PHILIP II OF SPAIN. Grant of privileges to the town of Huete in Castilla-la-Mancha, including the right to adjudicate over civil and criminal litigation.

Spain, Valladolid, dated 26 August 1558.

£4,750.00

Illuminated manuscript on parchment in Spanish.

Folio, 350 x 255mm. 12 leaves (a single complete gathering strung on plaited green, red and yellow cord), single column of 42 lines in a rounded Spanish bookhand, important words or initials in large liquid gold capitals on burgundy panels, ornamental paired penstrokes in upper margin, frontispiece with large initial ‘D’ (opening “Don Philipe por la gracia de Dios …”) in gilt acanthus leaves with a face on its right-hand side, enclosing St. Martin of Tours on horseback dividing his cloak for a beggar, all on deep blue ground. Opening words following this initial in liquid gold on burgundy panels separated by white acanthus scroll work on blue panels, the text framed in gold and with full decorated borders of realistic foliage, insects, a chaffinch and a magpie, with the holy monogram in the centre of the upper border in liquid gold on blue and burgundy ground. The royal arms of Philip II crowned within the collar of the Order of the Golden Fleece (he served as Grand Master of the Order from 1555) in centre of bas-de-page flanked by the probable arms of the city of Huete. An early version of the arms of Heute apparently not otherwise recorded, the left-hand part being the arms of the Castilla-la-Mancha region, and the whole very close to those recorded for the nearby town of Villarrobledo, and an armorial device symbolising the global scale of his empire (see below). Last two leaves with contemporary and near-contemporary additions and endorsements, parchment discoloured and slightly cockled at edges, small spots and a few holes in endleaves, overall in solid condition; contemporary limp vellum binding (somewhat cockled), “No. 201” in scrolling seventeenth- or eighteenth-century hand on front cover.

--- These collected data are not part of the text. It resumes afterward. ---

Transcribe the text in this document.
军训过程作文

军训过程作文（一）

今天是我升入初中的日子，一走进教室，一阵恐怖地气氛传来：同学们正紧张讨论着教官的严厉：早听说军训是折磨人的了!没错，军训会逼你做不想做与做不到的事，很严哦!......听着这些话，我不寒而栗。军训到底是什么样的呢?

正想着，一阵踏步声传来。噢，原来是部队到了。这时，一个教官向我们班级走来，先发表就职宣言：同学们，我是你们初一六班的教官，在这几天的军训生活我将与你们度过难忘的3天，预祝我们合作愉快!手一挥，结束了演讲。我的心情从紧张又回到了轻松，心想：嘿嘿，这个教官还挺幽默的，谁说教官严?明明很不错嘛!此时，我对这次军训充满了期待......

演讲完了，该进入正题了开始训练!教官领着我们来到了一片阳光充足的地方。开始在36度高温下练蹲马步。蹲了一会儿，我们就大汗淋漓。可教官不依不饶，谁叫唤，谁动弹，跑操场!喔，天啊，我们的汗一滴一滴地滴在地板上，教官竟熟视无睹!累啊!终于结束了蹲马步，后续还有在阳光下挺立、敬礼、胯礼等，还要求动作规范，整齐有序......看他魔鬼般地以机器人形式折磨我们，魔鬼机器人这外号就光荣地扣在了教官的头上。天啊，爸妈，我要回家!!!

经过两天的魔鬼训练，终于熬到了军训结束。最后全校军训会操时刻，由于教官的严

Philip II of Spain (also known as Philip ‘the prudent’) reigned from 1556 to 1598, also serving as jure uxoris ruler of England from his marriage to Mary Tudor in 1554, until her death in November 1558 a few weeks after this royal grant of privileges was issued. He was the son of Emperor Charles V, completed the building the palace of El Escorial and his reign saw the conquest of the Incas and the Philippines, bringing territories in every continent then known to Europeans under his direct control and ushering in the Spanish ‘Golden Age’ of power and influence. The rule of Ferdinand and Isabella and Charles V are often seen as the very heights of European empire building in the Renaissance, but Philip II pushed this further, holding back the Ottoman advances into Eastern Europe and the Italian coastline, while also extending Spain’s hold over the Americas and annexing Portugal and thus their wide ranging overseas colonies and maritime empire. In fact, the presence of the stylised sun and moon, and inscription “sol lucet” in his armorial device in the right-hand of the bas-de-page of the frontispiece here alludes to the observation of his contemporaries, that only he could truly say “sol mihi semper lucet” (‘the sun always shines on me’).

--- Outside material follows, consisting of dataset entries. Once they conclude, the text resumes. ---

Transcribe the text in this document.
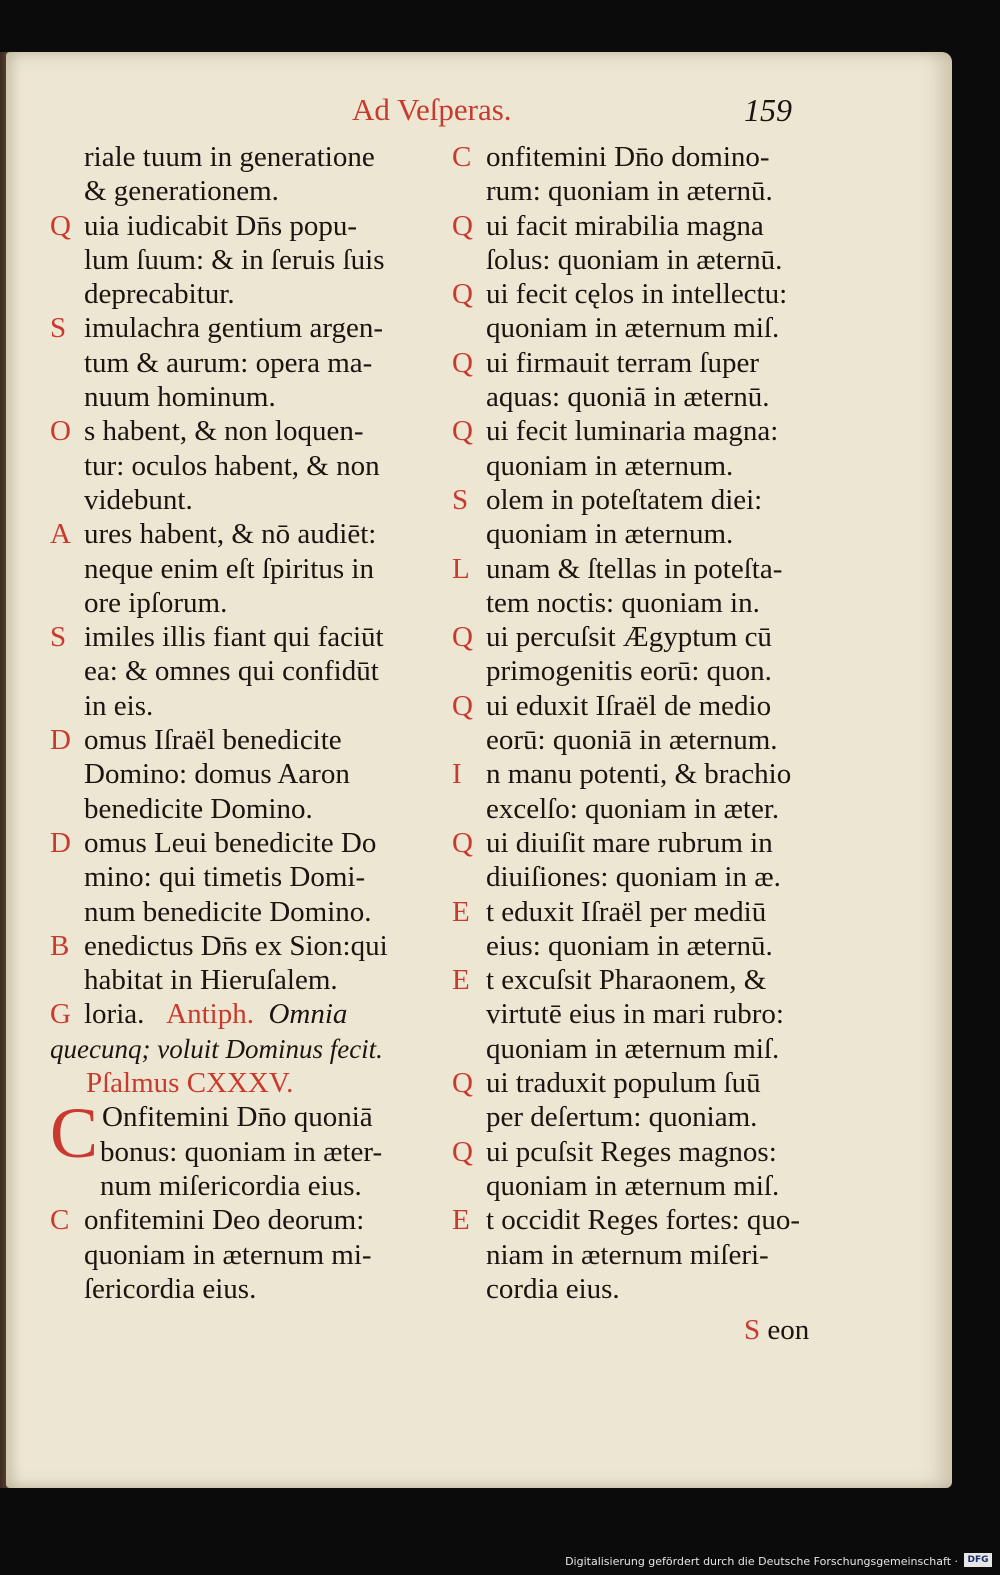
Ad Veſperas.	159
riale tuum in generatione
& generationem.
Q uia iudicabit Dn̄s popu-
lum ſuum: & in ſeruis ſuis
deprecabitur.
S imulachra gentium argen-
tum & aurum: opera ma-
nuum hominum.
O s habent, & non loquen-
tur: oculos habent, & non
videbunt.
A ures habent, & nō audiēt:
neque enim eſt ſpiritus in
ore ipſorum.
S imiles illis fiant qui faciūt
ea: & omnes qui confidūt
in eis.
D omus Iſraël benedicite
Domino: domus Aaron
benedicite Domino.
D omus Leui benedicite Do
mino: qui timetis Domi-
num benedicite Domino.
B enedictus Dn̄s ex Sion:qui
habitat in Hieruſalem.
G loria. Antiph. Omnia
quecunq; voluit Dominus fecit.
Pſalmus CXXXV.
Onfitemini Dn̄o quoniā
bonus: quoniam in æter-
num miſericordia eius.
C onfitemini Deo deorum:
quoniam in æternum mi-
ſericordia eius.
C onfitemini Dn̄o domino-
rum: quoniam in æternū.
Q ui facit mirabilia magna
ſolus: quoniam in æternū.
Q ui fecit cęlos in intellectu:
quoniam in æternum miſ.
Q ui firmauit terram ſuper
aquas: quoniā in æternū.
Q ui fecit luminaria magna:
quoniam in æternum.
S olem in poteſtatem diei:
quoniam in æternum.
L unam & ſtellas in poteſta-
tem noctis: quoniam in.
Q ui percuſsit Ægyptum cū
primogenitis eorū: quon.
Q ui eduxit Iſraël de medio
eorū: quoniā in æternum.
I n manu potenti, & brachio
excelſo: quoniam in æter.
Q ui diuiſit mare rubrum in
diuiſiones: quoniam in æ.
E t eduxit Iſraël per mediū
eius: quoniam in æternū.
E t excuſsit Pharaonem, &
virtutē eius in mari rubro:
quoniam in æternum miſ.
Q ui traduxit populum ſuū
per deſertum: quoniam.
Q ui pcuſsit Reges magnos:
quoniam in æternum miſ.
E t occidit Reges fortes: quo-
niam in æternum miſeri-
cordia eius.
C
S eon
Digitalisierung gefördert durch die Deutsche Forschungsgemeinschaft ·	DFG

Unlike the common Spanish royal grants of arms, this is a grant of extensive royal privileges including autonomous legal and juridical authority (Carta de Privilegio Real), for the town of Heute, Castile-la-Mancha, and its inhabitants. Its style of decoration and scribal achievements can be closely located to the royal scribes and illuminators of the Castilian capital of Valladolid – Philip II’s birthplace and the main site of his court. Huete – sited to the south-west of Madrid, as part of a ring of settlements that surround that city, including the sixteenth-century royal winter palace of Aranjuez – was well known to Philip II, and within his circle of immediate influence. An attractive and interesting ms. from the centre of Spanish royal power at its highest grandeur.